Hamas identifies the enemy: Foreign Ministry Facebook page

Hamas warned that liking the Facebook page puts the Internet user within the sights of the “occupier.”

The son of senior Hamas terrorist Mazen Fuqaha sits on the shoulders of Hamas Gaza chief Yahya Sinwar (photo credit: REUTERS)
The son of senior Hamas terrorist Mazen Fuqaha sits on the shoulders of Hamas Gaza chief Yahya Sinwar
(photo credit: REUTERS)
Clicking on to the Foreign Ministry’s Arabic Facebook page may be dangerous to your health, both mental and physical, Hamas warned Gazans last week.
According to Yonatan Gonen, who heads the ministry’s Arabic public diplomacy department, Hamas’s internal security apparatus issued a warning last week against “liking” the ministry’s Arabic Facebook page. This warning came as part of a series of security precautions issued for Gaza residents, directing them to be wary of the “new ways” Israel is trying to “bring down the residents” and enlist agents.
According to Gonen, Hamas warned that liking the Facebook page puts the Internet user within the sights of the “occupier.”
The ministry has operated a Facebook page in Arabic since 2011, which currently has nearly 1.4 million followers throughout the Arab world, from Iraq to Algeria, and which has had 166 million page views in 2017.
The Hamas warning was not the first warning by Arab leaders not to visit Israeli sites, with the Foreign Ministry saying that there are frequent calls in the Arab world not to go to its Facebook page, or to the Arabic pages of the Prime Minister’s Office, the IDF, or the Coordinator of Government Activities in the Territories unit. Among the reasons given not to go on these sites are that they are tools to recruit “collaborators,” they poison the minds of the youth, and are a “normalization trap.”
According to the Foreign Ministry, a few months ago the followers of influential Iraqi Shi’a leader Muqtada al-Sadr asked him to issue a ruling against the “satanic” Israeli Facebook pages.
“The repeated calls we hear each week to refrain from surfing our pages just underlines the power of getting messages across on social media,” Gonen said. “Obviously we are not trying to recruit any agents, rather only brand and represent Israel as it really is.”
The aim of the page in Arabic is to give readers a look at aspects of Israeli life that they will probably not get otherwise, including items about culture, song, sport and language, he said.

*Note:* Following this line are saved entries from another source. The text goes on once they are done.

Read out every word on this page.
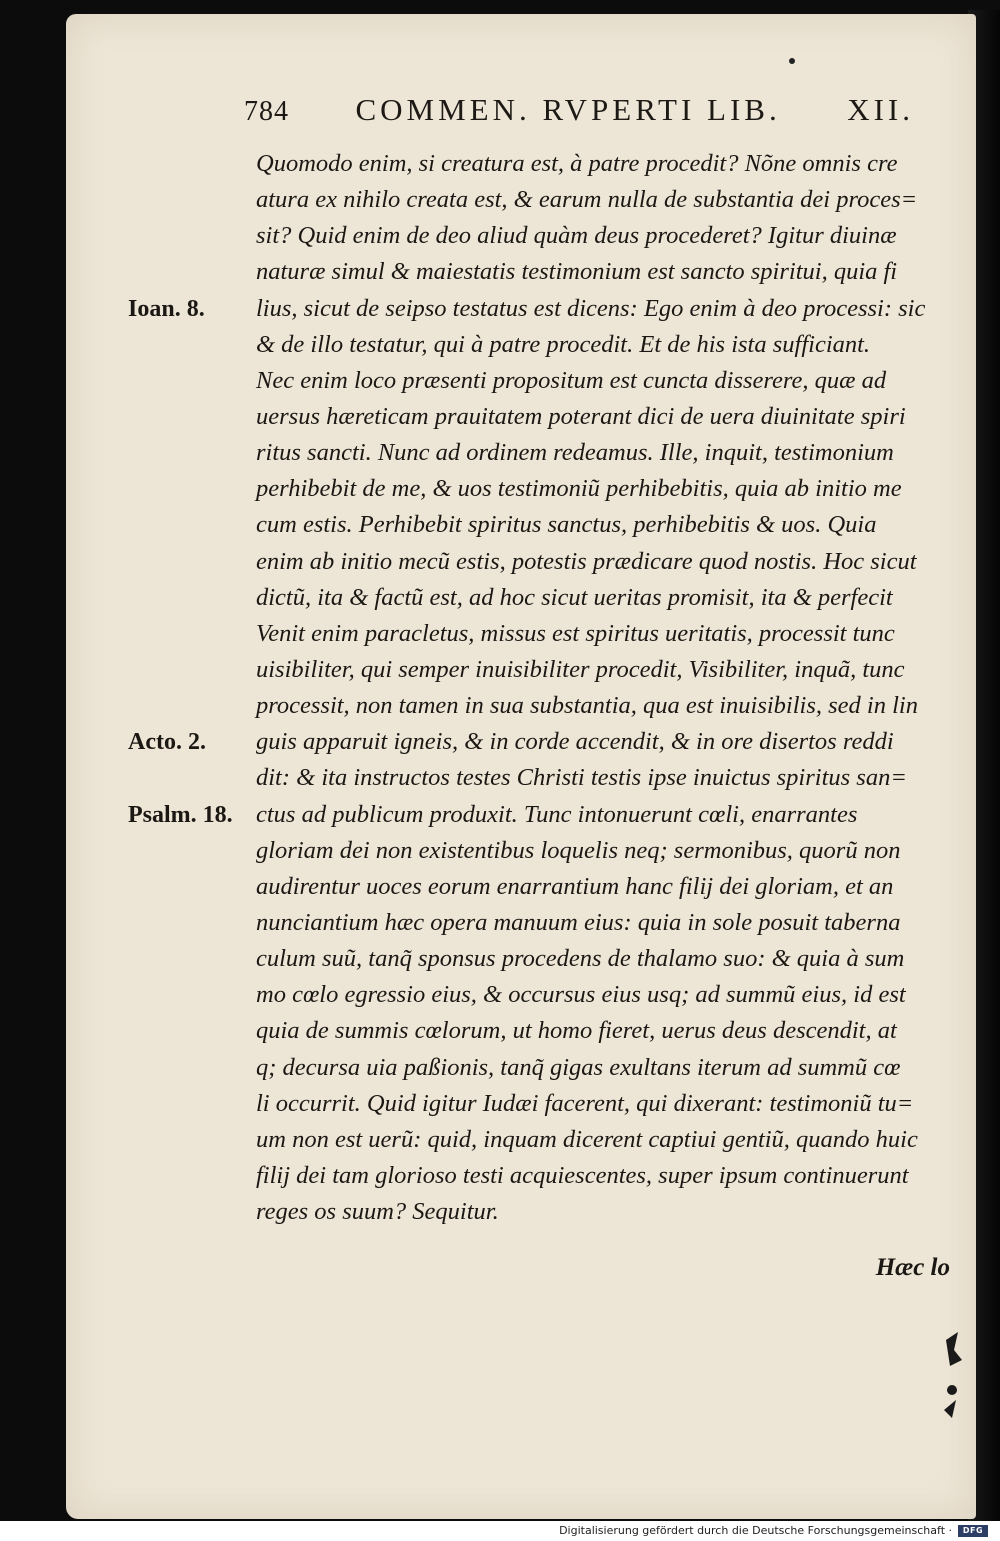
784 COMMEN. RVPERTI LIB. XII.
Quomodo enim, si creatura est, à patre procedit? Nõne omnis cre
atura ex nihilo creata est, & earum nulla de substantia dei proces=
sit? Quid enim de deo aliud quàm deus procederet? Igitur diuinæ
naturæ simul & maiestatis testimonium est sancto spiritui, quia fi
lius, sicut de seipso testatus est dicens: Ego enim à deo processi: sic
& de illo testatur, qui à patre procedit. Et de his ista sufficiant.
Nec enim loco præsenti propositum est cuncta disserere, quæ ad
uersus hæreticam prauitatem poterant dici de uera diuinitate spiri
ritus sancti. Nunc ad ordinem redeamus. Ille, inquit, testimonium
perhibebit de me, & uos testimoniũ perhibebitis, quia ab initio me
cum estis. Perhibebit spiritus sanctus, perhibebitis & uos. Quia
enim ab initio mecũ estis, potestis prædicare quod nostis. Hoc sicut
dictũ, ita & factũ est, ad hoc sicut ueritas promisit, ita & perfecit
Venit enim paracletus, missus est spiritus ueritatis, processit tunc
uisibiliter, qui semper inuisibiliter procedit, Visibiliter, inquã, tunc
processit, non tamen in sua substantia, qua est inuisibilis, sed in lin
guis apparuit igneis, & in corde accendit, & in ore disertos reddi
dit: & ita instructos testes Christi testis ipse inuictus spiritus san=
ctus ad publicum produxit. Tunc intonuerunt cœli, enarrantes
gloriam dei non existentibus loquelis neq; sermonibus, quorũ non
audirentur uoces eorum enarrantium hanc filij dei gloriam, et an
nunciantium hæc opera manuum eius: quia in sole posuit taberna
culum suũ, tanq̃ sponsus procedens de thalamo suo: & quia à sum
mo cœlo egressio eius, & occursus eius usq; ad summũ eius, id est
quia de summis cœlorum, ut homo fieret, uerus deus descendit, at
q; decursa uia paßionis, tanq̃ gigas exultans iterum ad summũ cœ
li occurrit. Quid igitur Iudæi facerent, qui dixerant: testimoniũ tu=
um non est uerũ: quid, inquam dicerent captiui gentiũ, quando huic
filij dei tam glorioso testi acquiescentes, super ipsum continuerunt
reges os suum? Sequitur.
Ioan. 8.
Acto. 2.
Psalm. 18.
Hæc lo
Digitalisierung gefördert durch die Deutsche Forschungsgemeinschaft ·	DFG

“The goal is to present the truth about Israel, to brand it differently and fight the negative stereotypes that it is a land of only wars and extremists,” he said. “We want to show the real Israel, the better Israel.”
Gonen said that social media is today “the central tool of the state to speak with people in the Arab world, especially in countries with which there are not diplomatic relations.”